En outre, il sera chargé d'établir "un rapport scientifique annuel transmis au Parlement, au ministre de la justice et aux ministres chargés de la santé et de la recherche, ainsi qu'au Comité consultatif national d'éthique."
Le projet de loi comporte donc, en son sein même, un dispositif susceptible de proposer à terme de nouvelles évolutions aux pouvoirs publics.
Il est probable que ce Haut Conseil prendra en compte le développement des connaissances et des perspectives thérapeutiques qui sera intervenu dans d'autres pays (dont le Royaume-Uni) ayant déjà choisi d'autoriser les recherches sur le transfert nucléaire.

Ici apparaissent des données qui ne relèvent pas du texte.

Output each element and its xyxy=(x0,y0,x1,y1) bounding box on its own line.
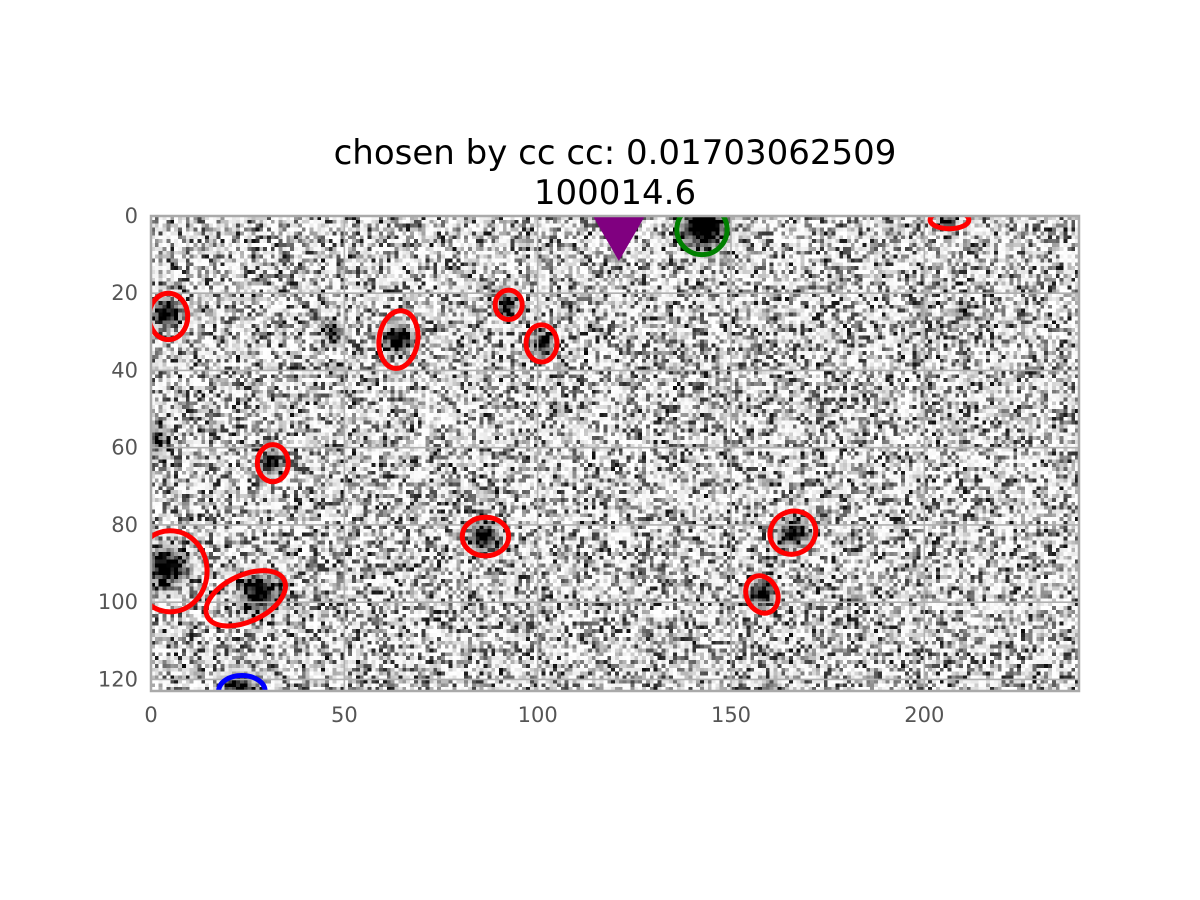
grid-layer xyxy=(150,215,1079,691)
source-ellipse xyxy=(376,308,421,371)
source-ellipse xyxy=(216,673,268,691)
x-tick-label: 0 xyxy=(144,703,157,727)
source-ellipse xyxy=(674,216,730,258)
source-ellipse xyxy=(927,216,972,232)
x-axis: 0 50 100 150 200 xyxy=(144,703,944,727)
target-marker xyxy=(592,216,645,261)
noise-image xyxy=(151,216,1079,691)
source-ellipse xyxy=(459,514,512,559)
y-tick-label: 40 xyxy=(111,358,138,382)
overlay-layer xyxy=(151,216,972,691)
x-tick-label: 100 xyxy=(518,703,558,727)
source-ellipse xyxy=(523,322,560,365)
y-tick-label: 20 xyxy=(111,281,138,305)
source-ellipse xyxy=(151,290,191,343)
plot-area xyxy=(149,214,1081,693)
source-ellipse xyxy=(254,442,291,485)
y-tick-label: 80 xyxy=(111,513,138,537)
x-tick-label: 50 xyxy=(331,703,358,727)
y-tick-label: 60 xyxy=(111,436,138,460)
chart-title-line-1: chosen by cc cc: 0.01703062509 xyxy=(334,133,897,173)
x-tick-label: 150 xyxy=(711,703,751,727)
source-ellipse xyxy=(767,508,819,557)
y-tick-label: 120 xyxy=(98,667,138,691)
y-tick-label: 0 xyxy=(125,204,138,228)
source-ellipse xyxy=(203,568,289,629)
source-ellipse xyxy=(743,573,781,616)
x-tick-label: 200 xyxy=(904,703,944,727)
axes-frame xyxy=(149,214,1081,693)
chart-title-line-2: 100014.6 xyxy=(534,173,696,213)
y-axis: 0 20 40 60 80 100 120 xyxy=(98,204,138,691)
source-ellipse xyxy=(492,287,525,322)
y-tick-label: 100 xyxy=(98,590,138,614)
source-ellipse xyxy=(151,528,210,615)
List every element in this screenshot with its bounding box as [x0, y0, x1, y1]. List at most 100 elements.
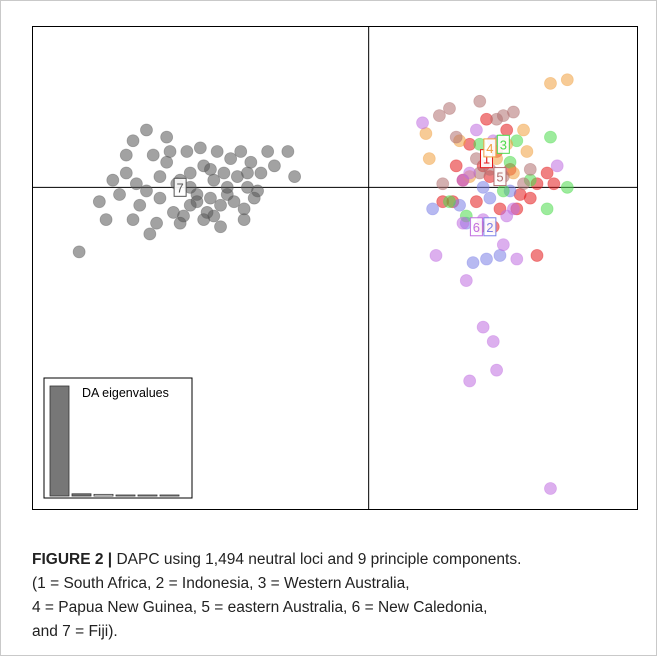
data-point-group-7: [146, 148, 160, 162]
group-label-box-2: [483, 217, 497, 237]
data-point-group-7: [113, 188, 126, 201]
data-point-group-7: [214, 220, 227, 234]
data-point-group-5: [432, 109, 446, 123]
data-point-group-6: [510, 252, 524, 266]
data-point-group-7: [99, 213, 113, 227]
data-point-group-3: [544, 130, 557, 144]
data-point-group-7: [153, 191, 167, 205]
data-point-group-1: [523, 191, 537, 205]
data-point-group-7: [129, 177, 143, 191]
data-point-group-7: [234, 145, 248, 158]
dapc-scatter-plot: 7 1 2 3 4 5 6 DA eigenvalues: [32, 26, 638, 510]
data-point-group-7: [150, 216, 163, 230]
data-point-group-7: [207, 173, 221, 187]
data-point-group-3: [540, 202, 554, 216]
caption-line-2: (1 = South Africa, 2 = Indonesia, 3 = We…: [32, 575, 410, 592]
data-point-group-7: [204, 163, 217, 176]
data-point-group-7: [126, 213, 140, 227]
inset-title: DA eigenvalues: [82, 386, 169, 400]
data-point-group-6: [429, 249, 443, 262]
data-point-group-5: [449, 130, 463, 144]
data-point-group-7: [119, 148, 133, 162]
data-point-group-7: [143, 227, 157, 241]
data-point-group-7: [177, 209, 190, 223]
data-point-group-5: [473, 94, 487, 108]
data-point-group-2: [493, 249, 507, 262]
data-point-group-7: [217, 166, 231, 180]
data-point-group-6: [544, 482, 557, 495]
group-label-7: 7: [177, 180, 184, 195]
data-point-group-7: [261, 145, 275, 158]
data-point-group-4: [419, 127, 433, 140]
data-point-group-1: [500, 123, 514, 137]
data-point-group-7: [210, 145, 224, 158]
data-point-group-7: [163, 145, 177, 158]
data-point-group-7: [237, 202, 251, 216]
group-label-6: 6: [473, 220, 480, 235]
data-point-group-3: [496, 184, 510, 198]
data-point-group-7: [254, 166, 268, 180]
group-label-box-3: [496, 134, 510, 154]
data-point-group-7: [140, 184, 153, 198]
data-point-group-7: [190, 195, 204, 209]
data-point-group-7: [119, 166, 133, 180]
data-point-group-2: [480, 252, 493, 266]
group-label-box-5: [493, 167, 507, 187]
data-point-group-6: [496, 238, 510, 252]
data-point-group-6: [507, 202, 520, 216]
data-point-group-6: [459, 274, 473, 287]
group-label-3: 3: [500, 137, 507, 152]
data-point-group-7: [160, 130, 174, 144]
data-point-group-4: [560, 73, 574, 87]
data-point-group-6: [456, 216, 470, 230]
group-label-box-4: [483, 138, 497, 158]
eigenvalue-bar: [49, 385, 70, 497]
data-point-group-7: [126, 134, 140, 148]
data-point-group-6: [469, 123, 483, 137]
data-point-group-5: [523, 163, 537, 176]
data-point-group-7: [227, 195, 241, 209]
data-point-group-7: [207, 209, 221, 223]
data-point-group-7: [251, 184, 264, 198]
data-point-group-6: [416, 116, 429, 130]
data-point-group-7: [288, 170, 302, 183]
data-point-group-7: [133, 198, 147, 212]
data-point-group-6: [476, 320, 490, 334]
data-point-group-5: [443, 102, 456, 115]
data-point-group-1: [530, 249, 544, 262]
data-point-group-7: [183, 166, 197, 180]
eigenvalue-bar: [159, 494, 180, 497]
group-label-5: 5: [496, 170, 503, 185]
data-point-group-2: [426, 202, 440, 216]
data-point-group-6: [463, 374, 477, 388]
data-point-group-5: [517, 177, 530, 191]
data-point-group-6: [490, 363, 504, 377]
group-label-2: 2: [486, 220, 493, 235]
data-point-group-7: [106, 173, 120, 187]
data-point-group-4: [520, 145, 534, 158]
data-point-group-3: [443, 195, 456, 209]
eigenvalue-bar: [71, 493, 92, 497]
data-point-group-1: [449, 159, 463, 173]
caption-line-4: and 7 = Fiji).: [32, 623, 118, 640]
data-point-group-6: [456, 173, 470, 187]
data-point-group-2: [466, 256, 480, 270]
data-point-group-7: [244, 155, 258, 169]
data-point-group-7: [281, 145, 295, 158]
data-point-group-7: [220, 180, 234, 194]
data-point-group-7: [224, 152, 238, 166]
group-label-1: 1: [483, 152, 490, 167]
data-point-group-7: [153, 170, 167, 183]
data-point-group-6: [486, 335, 500, 348]
data-point-group-5: [496, 109, 510, 123]
data-point-group-4: [422, 152, 436, 166]
eigenvalue-bar: [137, 494, 158, 497]
group-label-box-7: [173, 177, 187, 197]
plot-border: [32, 26, 638, 510]
data-point-group-7: [160, 155, 174, 169]
data-point-group-4: [544, 76, 557, 90]
data-point-group-7: [140, 123, 153, 137]
data-point-group-7: [237, 213, 251, 227]
plot-svg: 7 1 2 345 6 DA eigenvalues: [32, 26, 638, 510]
figure-caption: FIGURE 2 | DAPC using 1,494 neutral loci…: [32, 548, 632, 644]
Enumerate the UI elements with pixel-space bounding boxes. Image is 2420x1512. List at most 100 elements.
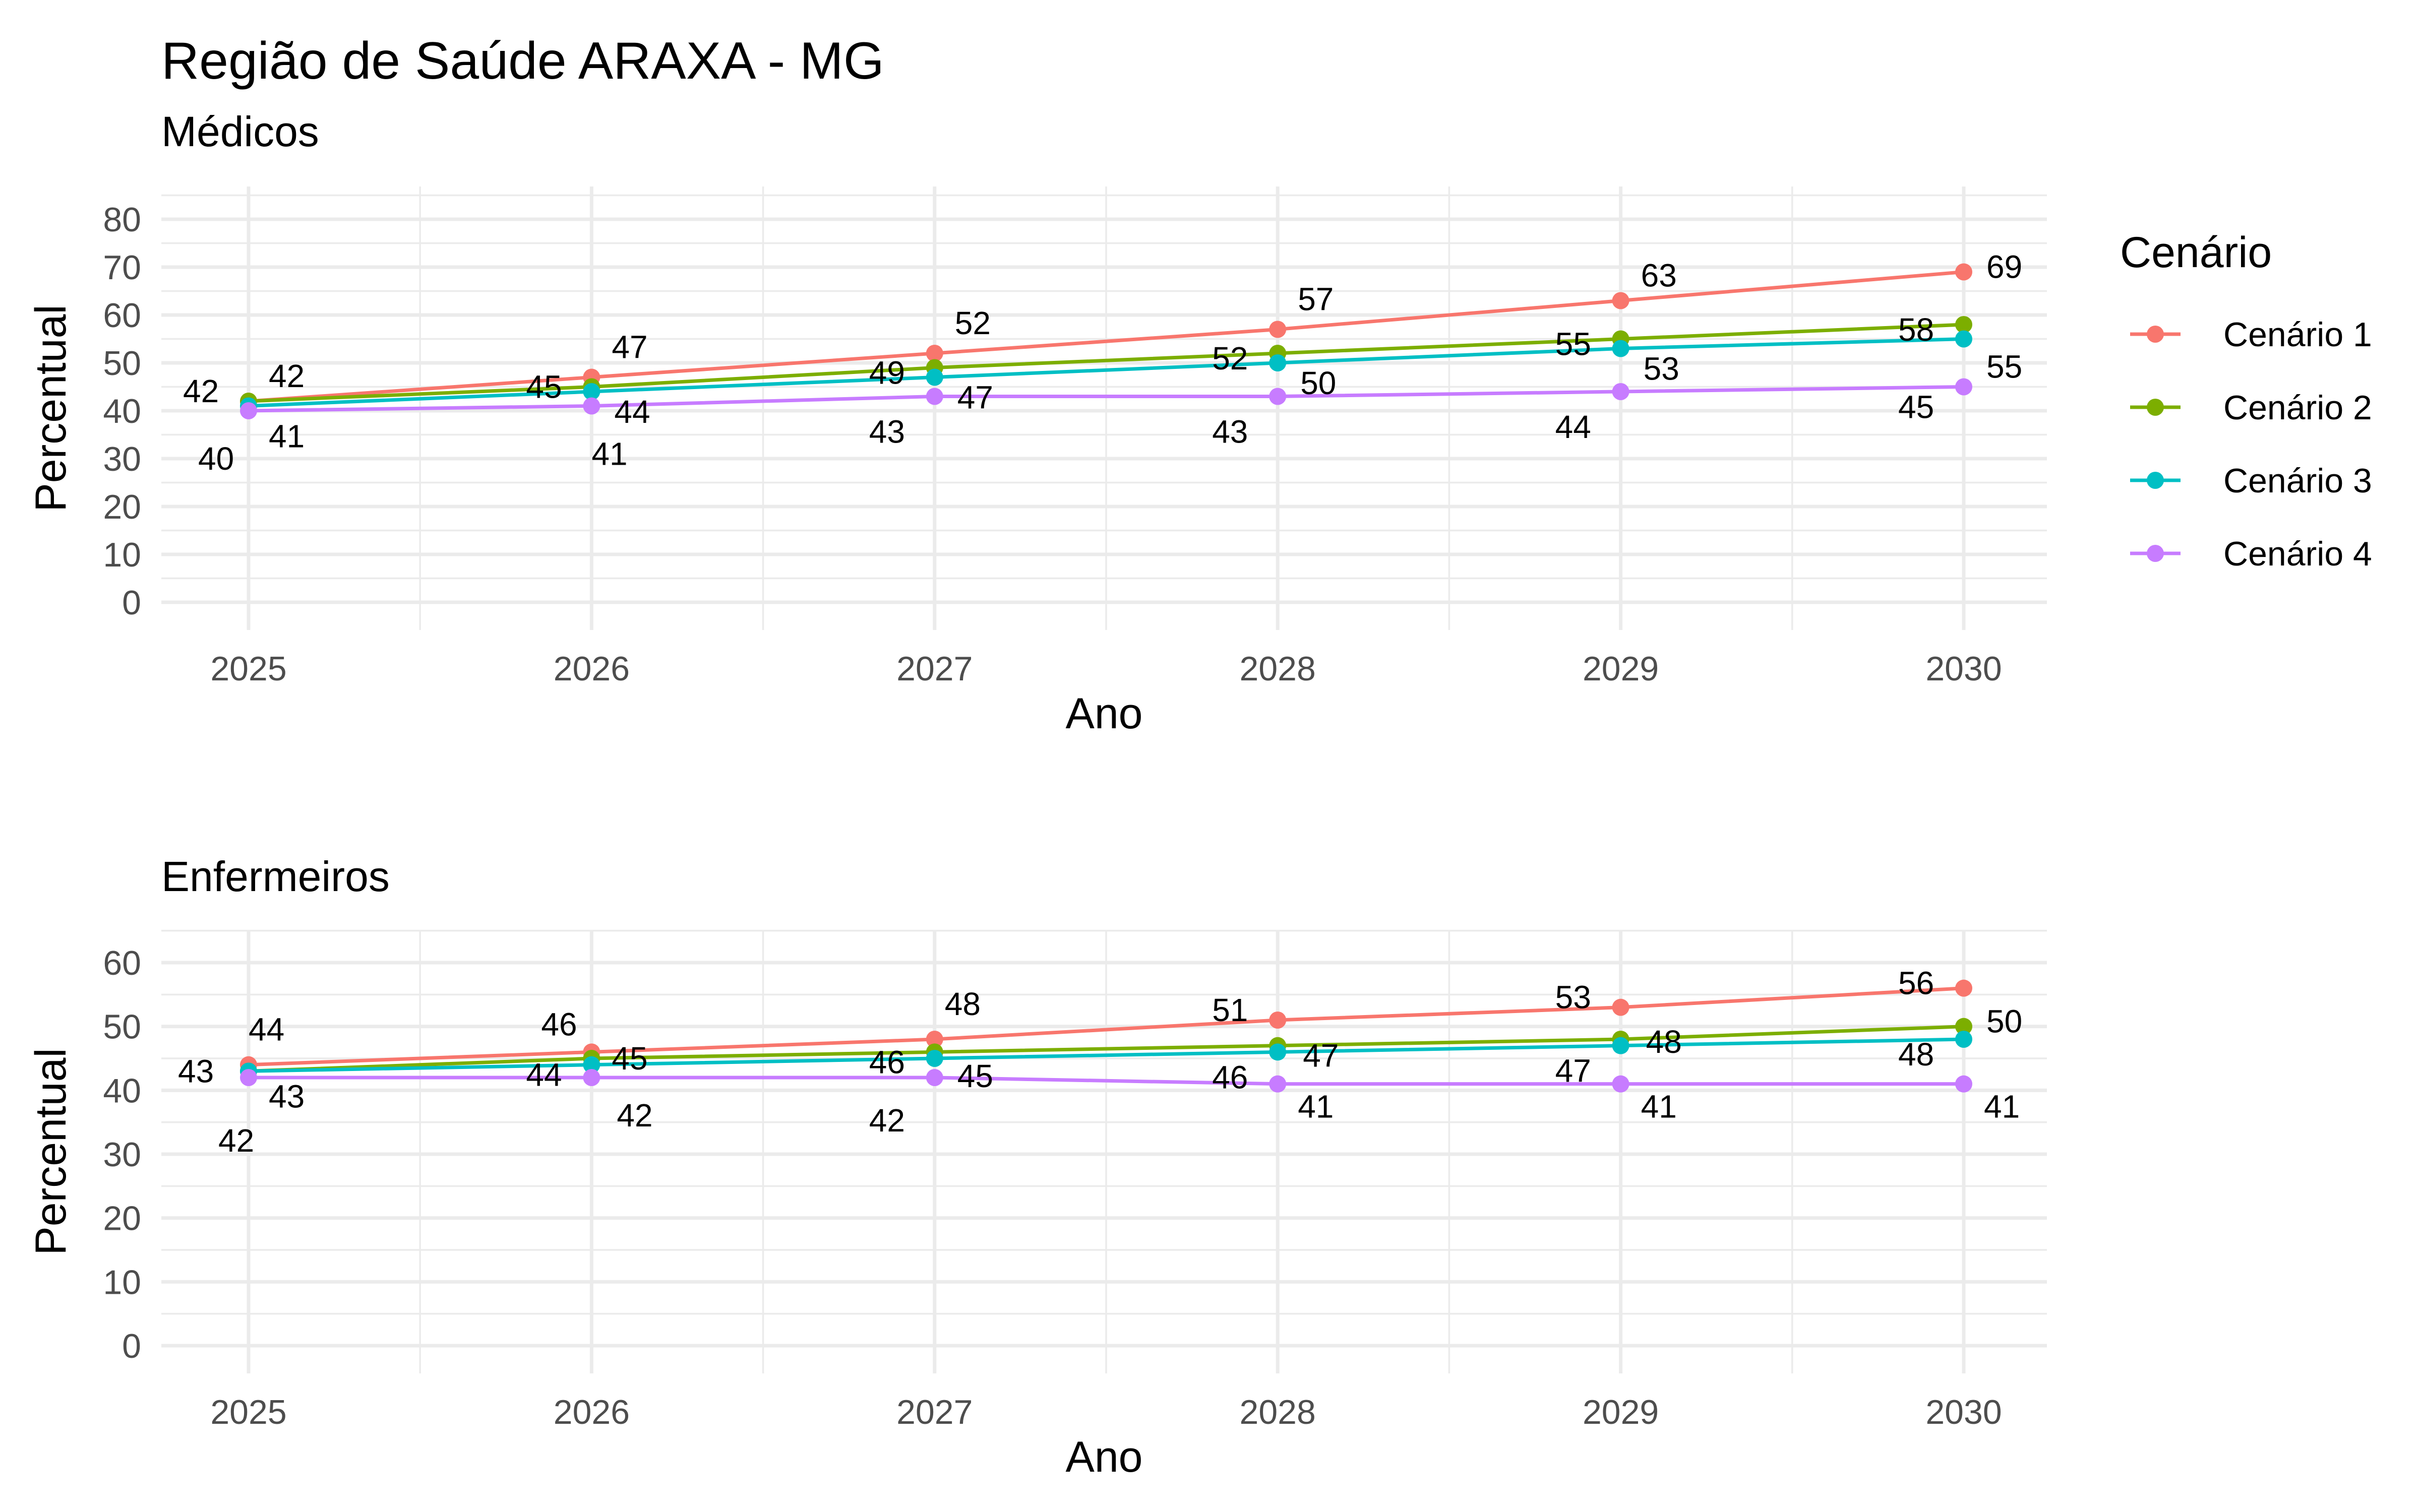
data-label: 50 <box>1986 1003 2022 1040</box>
x-axis-title: Ano <box>1065 1433 1142 1481</box>
data-label: 42 <box>869 1102 905 1139</box>
data-label: 40 <box>198 440 234 477</box>
data-point <box>1955 378 1972 396</box>
y-tick-label: 20 <box>103 488 141 526</box>
data-point <box>1269 1012 1287 1029</box>
data-label: 41 <box>269 418 305 455</box>
legend-item-label: Cenário 1 <box>2223 316 2372 354</box>
data-point <box>1955 979 1972 997</box>
data-label: 41 <box>1984 1089 2020 1125</box>
data-label: 52 <box>955 305 991 341</box>
data-label: 42 <box>183 373 219 409</box>
x-tick-label: 2026 <box>554 650 630 688</box>
legend-key-point <box>2147 472 2164 489</box>
data-label: 52 <box>1212 340 1248 376</box>
data-label: 45 <box>526 369 562 405</box>
data-label: 42 <box>269 358 305 394</box>
data-label: 49 <box>869 355 905 391</box>
y-tick-label: 0 <box>122 1327 141 1365</box>
data-label: 44 <box>249 1012 284 1048</box>
data-label: 44 <box>614 394 650 430</box>
y-tick-label: 20 <box>103 1200 141 1238</box>
y-axis-title: Percentual <box>27 1048 75 1255</box>
y-tick-label: 30 <box>103 440 141 478</box>
data-point <box>1955 263 1972 281</box>
panel-subtitle: Médicos <box>161 108 319 155</box>
data-label: 47 <box>1303 1038 1339 1074</box>
data-label: 41 <box>1298 1089 1334 1125</box>
legend-item-label: Cenário 3 <box>2223 462 2372 500</box>
data-label: 44 <box>1555 409 1591 445</box>
data-label: 57 <box>1298 281 1334 318</box>
series-line-3 <box>248 337 1964 408</box>
data-label: 46 <box>869 1044 905 1080</box>
series-line-4 <box>248 385 1964 413</box>
data-label: 48 <box>945 986 981 1022</box>
data-label: 42 <box>218 1122 254 1159</box>
data-point <box>1269 354 1287 371</box>
y-tick-label: 30 <box>103 1136 141 1174</box>
x-tick-label: 2027 <box>896 1393 973 1431</box>
data-point <box>926 1031 943 1048</box>
data-point <box>1955 1018 1972 1035</box>
data-point <box>1612 1075 1629 1093</box>
data-label: 48 <box>1898 1036 1934 1073</box>
data-point <box>1612 998 1629 1016</box>
data-label: 63 <box>1641 258 1677 294</box>
data-point <box>1955 1075 1972 1093</box>
y-tick-label: 40 <box>103 1072 141 1110</box>
y-tick-label: 50 <box>103 1008 141 1046</box>
data-point <box>583 1069 600 1086</box>
data-label: 43 <box>178 1053 214 1089</box>
y-tick-label: 0 <box>122 584 141 622</box>
data-label: 41 <box>591 436 627 472</box>
y-tick-label: 70 <box>103 248 141 287</box>
data-point <box>1612 383 1629 400</box>
data-point <box>1955 1031 1972 1048</box>
series-line-2 <box>248 323 1964 403</box>
data-point <box>926 388 943 405</box>
data-label: 53 <box>1644 351 1679 387</box>
data-point <box>583 397 600 415</box>
data-label: 48 <box>1646 1024 1682 1060</box>
y-tick-label: 40 <box>103 392 141 430</box>
data-label: 56 <box>1898 965 1934 1001</box>
data-point <box>583 383 600 400</box>
x-axis-title: Ano <box>1065 689 1142 738</box>
data-point <box>1612 340 1629 357</box>
series-line-1 <box>248 270 1964 403</box>
data-label: 41 <box>1641 1089 1677 1125</box>
data-label: 47 <box>1555 1053 1591 1089</box>
data-point <box>1269 321 1287 338</box>
data-point <box>1955 316 1972 333</box>
series-line-3 <box>248 1037 1964 1073</box>
data-label: 58 <box>1898 311 1934 348</box>
y-tick-label: 10 <box>103 536 141 574</box>
data-point <box>1612 1037 1629 1054</box>
x-tick-label: 2028 <box>1240 650 1316 688</box>
legend-key-point <box>2147 326 2164 343</box>
data-point <box>926 1069 943 1086</box>
data-label: 50 <box>1300 365 1336 401</box>
data-point <box>1269 388 1287 405</box>
legend-key-point <box>2147 545 2164 562</box>
data-label: 51 <box>1212 992 1248 1028</box>
chart-title: Região de Saúde ARAXA - MG <box>161 32 884 90</box>
data-label: 45 <box>1898 389 1934 425</box>
data-point <box>1269 1043 1287 1061</box>
y-tick-label: 80 <box>103 201 141 239</box>
data-point <box>926 345 943 362</box>
x-tick-label: 2025 <box>210 1393 286 1431</box>
data-label: 45 <box>612 1040 647 1077</box>
data-label: 44 <box>526 1057 562 1093</box>
data-label: 43 <box>269 1078 305 1114</box>
series-line-4 <box>249 1076 1964 1086</box>
data-label: 47 <box>957 380 993 416</box>
data-label: 55 <box>1555 326 1591 362</box>
x-tick-label: 2030 <box>1925 1393 2002 1431</box>
y-axis-title: Percentual <box>27 304 75 512</box>
y-tick-label: 60 <box>103 296 141 335</box>
x-tick-label: 2025 <box>210 650 286 688</box>
data-label: 55 <box>1986 349 2022 385</box>
data-point <box>1612 292 1629 309</box>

Si cette technique s'avérait plus sûre et plus efficace, l'Agence de la procréation, exerçant sa mission de veille scientifique, proposerait très probablement au gouvernement les évolutions nécessaires. Et celui-ci en saisirait alors le Parlement.
Il est donc possible qu'à l'avenir la France choisisse d'autoriser le transfert nucléaire. Mais tel n'est pas le cas aujourd'hui, vu les incertitudes scientifiques qui existent.
La science doit progresser, mais cette progression doit être évaluée et encadrée. Pour, à terme, éventuellement élargir le périmètre de la recherche autorisée.
En tout cas, ayons confiance dans une recherche qui soit à la fois porteuse de connaissances nouvelles et fidèle aux impératifs éthiques. Dans une recherche qui conjugue science et conscience.
Et surtout ayons confiance dans la démocratie, dans le peuple et dans ses représentants élus, qui ont seuls la légitimité nécessaire pour procéder aux grands choix qui engagent le présent et l'avenir.